A iniciativa é construída em cinco pilares, diz Onumajuru. São eles: desarmamento, desmobilização, deradicalização, reabilitação e reintegração.
Embora o programa tenha sido relativamente bem -sucedido na região nordeste, foram levantadas preocupações sobre a reincidência, com relatos de alguns indivíduos reabilitados retornando a grupos terroristas.
Agora, com a expansão pretendida do programa para o noroeste, os analistas levantaram questões sobre a eficácia do corredor seguro da Operação. Isso ocorre porque o banditismo no noroeste é amplamente impulsionado por incentivos financeiros, como pagamentos de resgate, farfalhar de gado e mineração ilegal, em vez de ideologia.
O Operação é o corredor seguro, o corredor pode repetir sucessos?
Samuel Malik, pesquisador sênior do think tank pan-africano, boa governança na África, acredita que a replicação do programa não é inerentemente falha. Ele diz que apenas “respostas cinéticas” que envolvem medidas agressivas, geralmente com a ação militar, não podem resolver os desafios de segurança da Nigéria “.
Mas Samuel Malik acrescenta que o programa só pode ter sucesso no noroeste “se estiver devidamente estruturado, monitorado e adaptado às realidades locais, em vez de ser uma iniciativa apressada”.
“A deradicalização é eficaz ao lidar com indivíduos que foram doutrinados em ideologias extremistas violentas, mas a maioria dos bandidos no noroeste rejeitou explicitamente as agendas jihadistas”, disse Samuel Malik.
Oluwole Ojewale, analista do Instituto de Estudos de Segurança de Dakar, disse que o problema com o “corredor seguro” é que ele foi desenvolvido para grupos terroristas que compartilham opiniões extremas.
“Se o que o governo deseja fazer é desmobilização, está em ordem. Mas eles não podem se dar ao luxo de copiar e colar o que fizeram no nordeste e replicar o mesmo no West”, disse ele à DW.
Problemas profundamente enraizados permanecem
Os críticos do corredor da Operação Safe disseram que o programa é centrado no agressor e os riscos sendo vistos como um sistema de recompensa para terroristas.
Dengiyefa Angalapu, pesquisador de contraterrorismo e construção da paz, disse que esse argumento é reducionista. Ele disse à DW que a iniciativa pode ser implementada no noroeste, pois existem vários atores na região, incluindo grupos terroristas ideológicos, que geralmente são generalizados sob o slogan da banditry.

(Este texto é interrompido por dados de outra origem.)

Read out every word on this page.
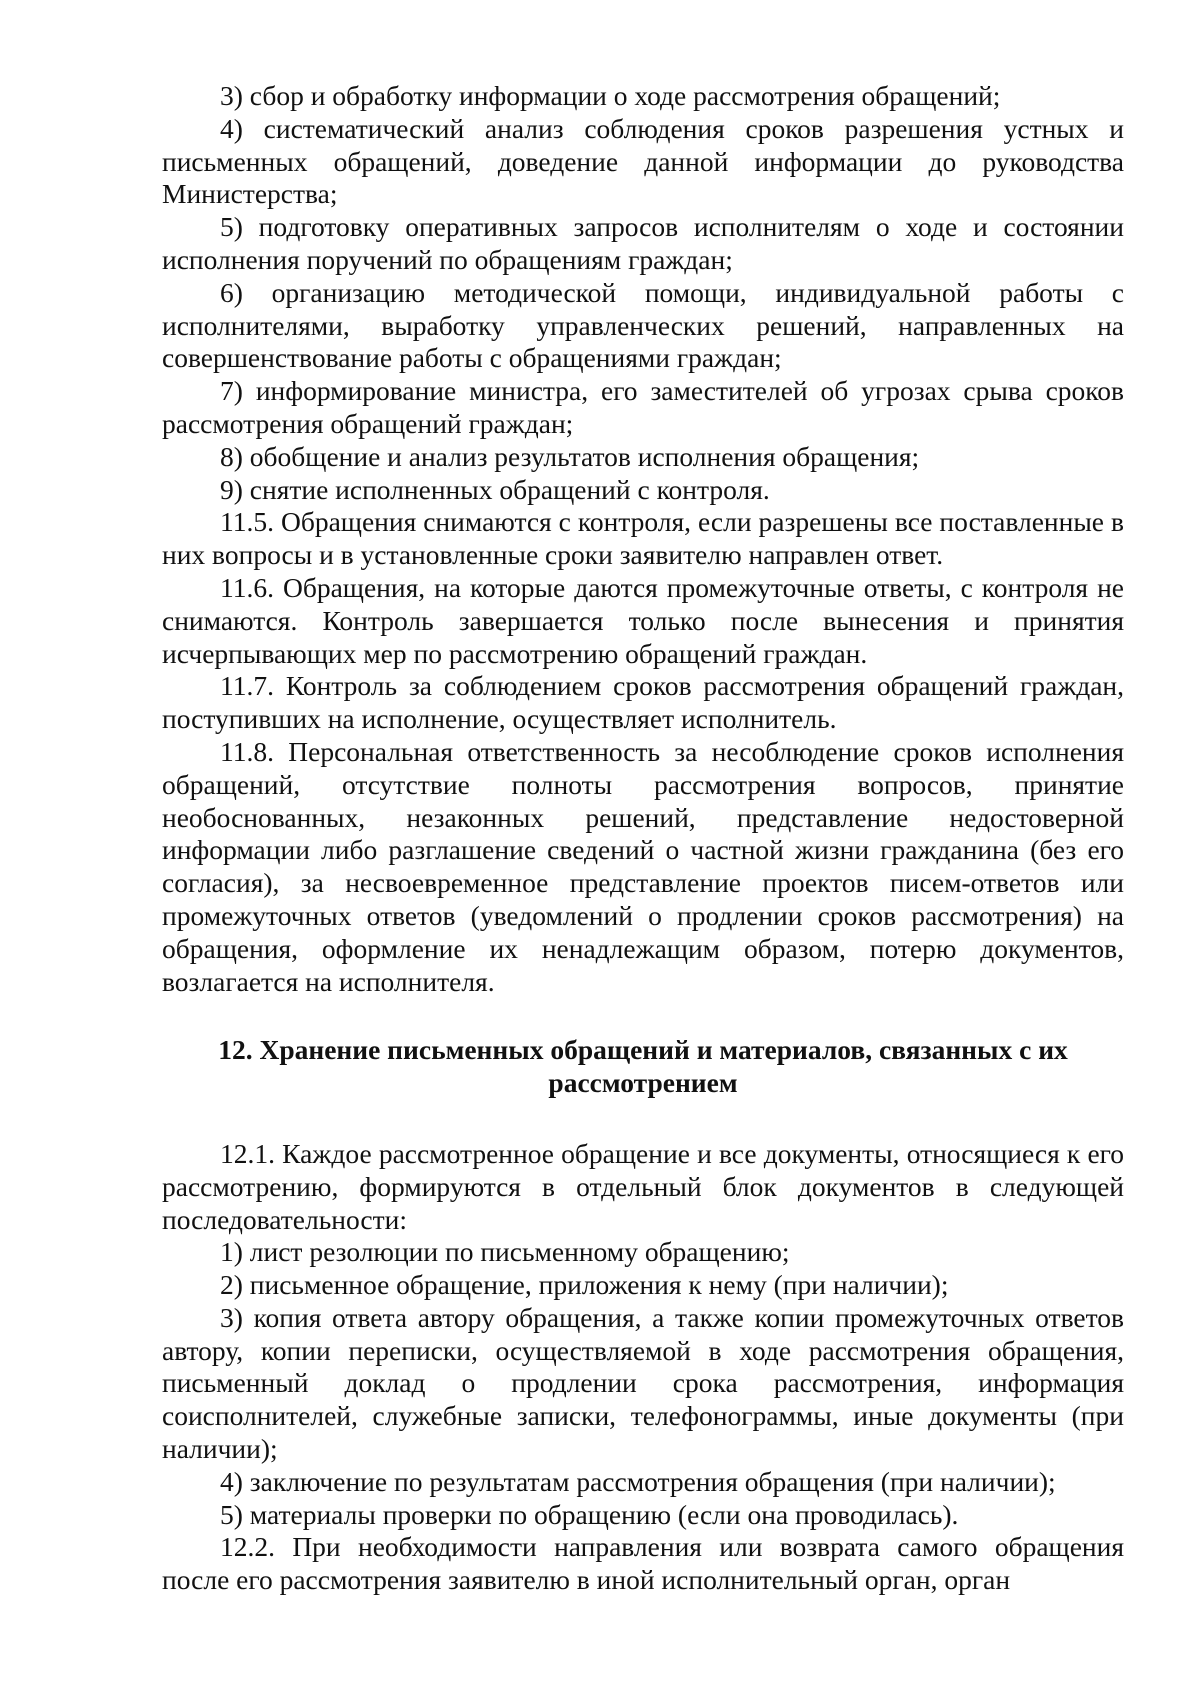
3) сбор и обработку информации о ходе рассмотрения обращений;

4) систематический анализ соблюдения сроков разрешения устных и письменных обращений, доведение данной информации до руководства Министерства;

5) подготовку оперативных запросов исполнителям о ходе и состоянии исполнения поручений по обращениям граждан;

6) организацию методической помощи, индивидуальной работы с исполнителями, выработку управленческих решений, направленных на совершенствование работы с обращениями граждан;

7) информирование министра, его заместителей об угрозах срыва сроков рассмотрения обращений граждан;

8) обобщение и анализ результатов исполнения обращения;

9) снятие исполненных обращений с контроля.

11.5. Обращения снимаются с контроля, если разрешены все поставленные в них вопросы и в установленные сроки заявителю направлен ответ.

11.6. Обращения, на которые даются промежуточные ответы, с контроля не снимаются. Контроль завершается только после вынесения и принятия исчерпывающих мер по рассмотрению обращений граждан.

11.7. Контроль за соблюдением сроков рассмотрения обращений граждан, поступивших на исполнение, осуществляет исполнитель.

11.8. Персональная ответственность за несоблюдение сроков исполнения обращений, отсутствие полноты рассмотрения вопросов, принятие необоснованных, незаконных решений, представление недостоверной информации либо разглашение сведений о частной жизни гражданина (без его согласия), за несвоевременное представление проектов писем-ответов или промежуточных ответов (уведомлений о продлении сроков рассмотрения) на обращения, оформление их ненадлежащим образом, потерю документов, возлагается на исполнителя.

12. Хранение письменных обращений и материалов, связанных с их рассмотрением

12.1. Каждое рассмотренное обращение и все документы, относящиеся к его рассмотрению, формируются в отдельный блок документов в следующей последовательности:

1) лист резолюции по письменному обращению;

2) письменное обращение, приложения к нему (при наличии);

3) копия ответа автору обращения, а также копии промежуточных ответов автору, копии переписки, осуществляемой в ходе рассмотрения обращения, письменный доклад о продлении срока рассмотрения, информация соисполнителей, служебные записки, телефонограммы, иные документы (при наличии);

4) заключение по результатам рассмотрения обращения (при наличии);

5) материалы проверки по обращению (если она проводилась).

12.2. При необходимости направления или возврата самого обращения после его рассмотрения заявителю в иной исполнительный орган, орган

Dengiyefa acrescentou que as queixas profundas entre os pastores que levam alguns a pegar em armas tornam a iniciativa adequada para a região.
“Somente a estratégia cinética não pode levar a um declínio no terrorismo. Esta é uma iniciativa que deve ser expandida para outras partes do país para fornecer uma estrutura nacional para combater o terrorismo”, disse ele à DW.
Os analistas parecem concordar que essa estratégia deve envolver mecanismos locais de construção da paz e empoderamento econômico para impedir a recaída.
“Embora certos elementos da iniciativa, como apoio psicológico, treinamento vocacional e reintegração da comunidade, permaneçam cruciais, o governo deve priorizar a reintegração econômica, a resolução de conflitos e os mecanismos que impedem o reengajamento em atividades criminosas”, disse Samuel.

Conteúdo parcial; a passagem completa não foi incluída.